22. A perusal of the petition dated 8th February, 2019 shows that the Petitioner is questioning the manner in which the Attorney General exercised his powers in respect of a civil dispute between his office and the Interested Party. The issue raised is of interest to the public. The doctrine of locus standicannot be allowed to stand on the way of such an issue. I therefore find no merit in the Attorney General’s assertion that the Petitioner had no legal capacity to file the petition.

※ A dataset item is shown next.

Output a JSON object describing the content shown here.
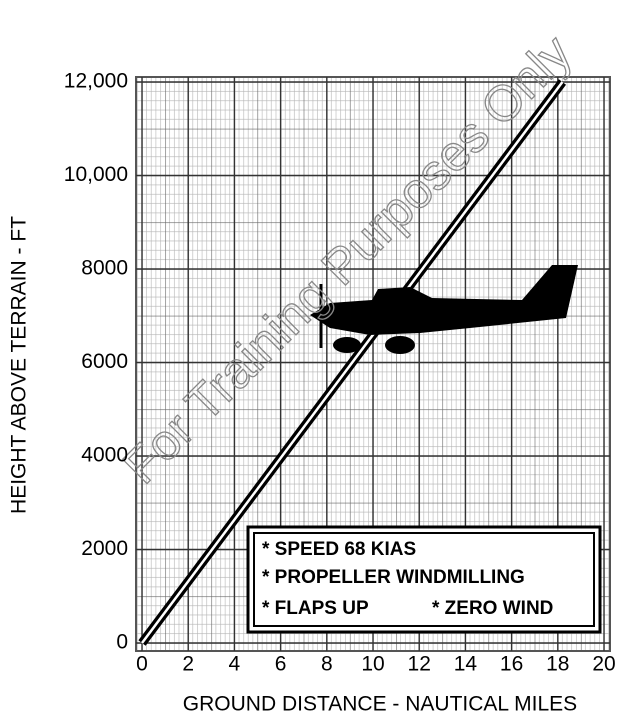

23. The sub judice rule is found in Section 6 of the Civil Procedure Act, Cap. 21 which provides that:-
“Stay of suit
No court shall proceed with the trial of any suit or proceeding in which the matter in issue is also directly and substantially in issue in a previously instituted suit or proceeding between the same parties, or between parties under whom they or any of them claim, litigating under the same title, where such suit or proceeding is pending in the same or any other court having jurisdiction in Kenya to grant the relief claimed.
Explanation.—The pendency of a suit in a foreign court shall not preclude a court from trying a suit in which the same matters or any of them are in issue in such suit in such foreign court.”
24. As already pointed out, the Petitioner is through these proceedings questioning the payment of public funds pursuant to the Respondent’s contract with the Interested Party. The civil case will determine if the money is payable. The issues raised by the Petitioner will still need to be considered and a decision made on them. The issues raised by the Petitioner are not the same with the issues in the civil case. The rule of sub judice does not therefore apply to the circumstances of this case. This ground of preliminary objection also fails.
25. In conclusion, I find that the Attorney General’s notice of preliminary objection dated 8th April, 2019 fails in so far as it alleges that the petition offends the mandatory provisions of Section 6 of the Civil Procedure Act and that the Petitioner lacks the locus standi to institute the petition. The other grounds raised in the notice of preliminary objection will be dealt with after the petition is heard. The preliminary objection on the two identified grounds is therefore dismissed. Costs shall abide the outcome of the petition.
Dated, signed and delivered at Nairobi on 28th November, 2019.